A Tippah County, Mississippi, school teacher recorded the following in the fall of 1868:

A sad casualty occurred at my school a few days ago. The eagles have been very troublesome in the neighborhood for some time past, carrying off pigs, lambs, &c. No one thought that they would attempt to prey upon children; but on Thursday, at recess, the little boys were out some distance from the house, playing marbles, when their sport was interrupted by a large eagle sweeping down and picking up little Jemmie Kenney, a boy of eight years, and when I got out of the house, the eagle was so high that I could just hear the child screaming. The eagle was induced to drop his victim; but his talons had been buried in him so deeply, and the fall was so great, that he was killed-or either would have been fatal.

A tale with a less tragic conclusion goes back to July 12,1763, and the mountains of Germany, where a peasant couple left their three-year-old daughter lying asleep by a stream as they cut grass a short distance away. When they went to check on her, they were horrified to find her missing. A frantic search proved fruitless until a man passing by on the other side of the hill heard a child crying. As he went to investigate, he was startled at the sight of a huge eagle flying up before him. At the spot from which it had ascended, he found the little girl, her arm torn and bruised. When the child was reunited with her parents, they and her rescuer estimated that the bird had carried her well over 1,400 feet.
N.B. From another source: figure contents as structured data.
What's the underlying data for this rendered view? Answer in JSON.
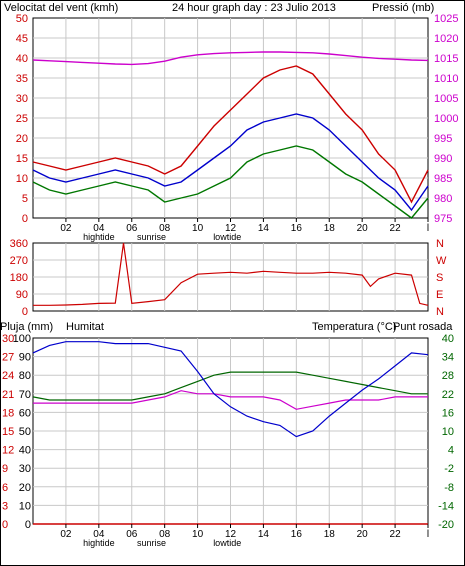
{
  "header": {
    "left_label": "Velocitat del vent (kmh)",
    "title": "24 hour graph day : 23 Julio 2013",
    "right_label": "Pressió (mb)"
  },
  "colors": {
    "wind_speed": "#cc0000",
    "wind_avg": "#0000cc",
    "wind_low": "#007700",
    "pressure": "#cc00cc",
    "direction": "#cc0000",
    "humidity": "#0000cc",
    "temperature": "#006600",
    "dewpoint": "#cc00cc",
    "rain": "#cc0000",
    "grid": "#c8c8c8"
  },
  "time_axis": {
    "labels": [
      "02",
      "04",
      "06",
      "08",
      "10",
      "12",
      "14",
      "16",
      "18",
      "20",
      "22",
      "l"
    ],
    "tide_labels": [
      "hightide",
      "sunrise",
      "lowtide"
    ]
  },
  "chart_data": [
    {
      "type": "line",
      "name": "wind-pressure",
      "x": [
        0,
        1,
        2,
        3,
        4,
        5,
        6,
        7,
        8,
        9,
        10,
        11,
        12,
        13,
        14,
        15,
        16,
        17,
        18,
        19,
        20,
        21,
        22,
        23,
        24
      ],
      "series": [
        {
          "name": "Velocitat del vent",
          "axis": "left",
          "values": [
            14,
            13,
            12,
            13,
            14,
            15,
            14,
            13,
            11,
            13,
            18,
            23,
            27,
            31,
            35,
            37,
            38,
            36,
            31,
            26,
            22,
            16,
            12,
            4,
            12
          ]
        },
        {
          "name": "",
          "axis": "left",
          "values": [
            12,
            10,
            9,
            10,
            11,
            12,
            11,
            10,
            8,
            9,
            12,
            15,
            18,
            22,
            24,
            25,
            26,
            25,
            22,
            18,
            14,
            10,
            7,
            2,
            8
          ]
        },
        {
          "name": "",
          "axis": "left",
          "values": [
            9,
            7,
            6,
            7,
            8,
            9,
            8,
            7,
            4,
            5,
            6,
            8,
            10,
            14,
            16,
            17,
            18,
            17,
            14,
            11,
            9,
            6,
            3,
            0,
            5
          ]
        },
        {
          "name": "Pressió",
          "axis": "right",
          "values": [
            1014.5,
            1014.3,
            1014.1,
            1013.9,
            1013.7,
            1013.5,
            1013.4,
            1013.6,
            1014.2,
            1015.2,
            1015.8,
            1016.1,
            1016.3,
            1016.4,
            1016.5,
            1016.5,
            1016.4,
            1016.3,
            1016.0,
            1015.6,
            1015.2,
            1014.9,
            1014.7,
            1014.5,
            1014.4
          ]
        }
      ],
      "y_left": {
        "range": [
          0,
          50
        ],
        "ticks": [
          0,
          5,
          10,
          15,
          20,
          25,
          30,
          35,
          40,
          45,
          50
        ]
      },
      "y_right": {
        "range": [
          975,
          1025
        ],
        "ticks": [
          975,
          980,
          985,
          990,
          995,
          1000,
          1005,
          1010,
          1015,
          1020,
          1025
        ]
      }
    },
    {
      "type": "line",
      "name": "wind-direction",
      "x": [
        0,
        1,
        2,
        3,
        4,
        5,
        5.5,
        6,
        7,
        8,
        9,
        10,
        11,
        12,
        13,
        14,
        15,
        16,
        17,
        18,
        19,
        20,
        20.5,
        21,
        22,
        23,
        23.5,
        24
      ],
      "series": [
        {
          "name": "Direcció",
          "axis": "left",
          "values": [
            30,
            30,
            32,
            35,
            40,
            42,
            360,
            40,
            50,
            60,
            150,
            195,
            200,
            205,
            200,
            210,
            205,
            200,
            200,
            205,
            200,
            190,
            130,
            170,
            200,
            190,
            40,
            30
          ]
        }
      ],
      "y_left": {
        "range": [
          0,
          360
        ],
        "ticks": [
          0,
          90,
          180,
          270,
          360
        ]
      },
      "y_right_labels": [
        "N",
        "W",
        "S",
        "E",
        "N"
      ]
    },
    {
      "type": "line",
      "name": "humidity-temperature",
      "legend": {
        "rain": "Pluja (mm)",
        "humidity": "Humitat",
        "temperature": "Temperatura (°C)",
        "dewpoint": "Punt rosada"
      },
      "x": [
        0,
        1,
        2,
        3,
        4,
        5,
        6,
        7,
        8,
        9,
        10,
        11,
        12,
        13,
        14,
        15,
        16,
        17,
        18,
        19,
        20,
        21,
        22,
        23,
        24
      ],
      "series": [
        {
          "name": "Humitat",
          "axis": "humidity",
          "values": [
            92,
            96,
            98,
            98,
            98,
            97,
            97,
            97,
            95,
            93,
            82,
            70,
            63,
            58,
            55,
            53,
            47,
            50,
            58,
            65,
            72,
            78,
            85,
            92,
            91
          ]
        },
        {
          "name": "Temperatura (°C)",
          "axis": "temperature",
          "values": [
            21,
            20,
            20,
            20,
            20,
            20,
            20,
            21,
            22,
            24,
            26,
            28,
            29,
            29,
            29,
            29,
            29,
            28,
            27,
            26,
            25,
            24,
            23,
            22,
            22
          ]
        },
        {
          "name": "Punt rosada",
          "axis": "temperature",
          "values": [
            19,
            19,
            19,
            19,
            19,
            19,
            19,
            20,
            21,
            23,
            22,
            22,
            21,
            21,
            21,
            20,
            17,
            18,
            19,
            20,
            20,
            20,
            21,
            21,
            21
          ]
        },
        {
          "name": "Pluja (mm)",
          "axis": "rain",
          "values": [
            0,
            0,
            0,
            0,
            0,
            0,
            0,
            0,
            0,
            0,
            0,
            0,
            0,
            0,
            0,
            0,
            0,
            0,
            0,
            0,
            0,
            0,
            0,
            0,
            0
          ]
        }
      ],
      "axis_rain": {
        "range": [
          0,
          30
        ],
        "ticks": [
          0,
          3,
          6,
          9,
          12,
          15,
          18,
          21,
          24,
          27,
          30
        ]
      },
      "axis_humidity": {
        "range": [
          0,
          100
        ],
        "ticks": [
          0,
          10,
          20,
          30,
          40,
          50,
          60,
          70,
          80,
          90,
          100
        ]
      },
      "axis_temperature": {
        "range": [
          -20,
          40
        ],
        "ticks": [
          -20,
          -14,
          -8,
          -2,
          4,
          10,
          16,
          22,
          28,
          34,
          40
        ]
      }
    }
  ]
}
Twentieth-century zoologist C. H. Keeling characterizes this as the only eagle-abduction story he finds "even remotely convincing"-notwithstanding the "simple and unalterable fact ... that no eagle on earth can carry off more than its own weight."

The problem of Explanation

No trained ornithologists have ever concerned themselves with the thunderbird phenomenon in its entirety, and few have ever had any participation even in specific reports beyond the rejection of them out of hand. The skepticism is not difficult to understand.

Illinois State University ornithologist Angelo P. Capparella, who harbors a sympathetic interest in cryptozoology, remarks, "The lack of interest of most ornithologists in Thunderbirds is probably due to two factors. First, there is the lack of sightings from the legions of competent amateur birdwatchers....The number of good birdwatchers scanning the skies of the U.S. and Canada is impressive. Every year, surprising observations of birds far from their normal range are documented, often photographically. How have Thunderbirds escaped their roving eyes?" A second reason, Capparella writes, is that such creatures lack an adequate food source in the areas where they have been reported.

In some instances -if not the ones cited here witnesses have mistaken cranes, blue herons, and turkey buzzards for more extraordinary and mysterious birds. In other cases-the ones here, for examle -it is easier to believe in pure invention than in honest misidentification. And indeed hoax is about the only option left to those who believe that if an event is impossible, it cannot happen. Those who believe otherwise are those who believe in a Goblin Universe, which may be the true home of the thunderbird.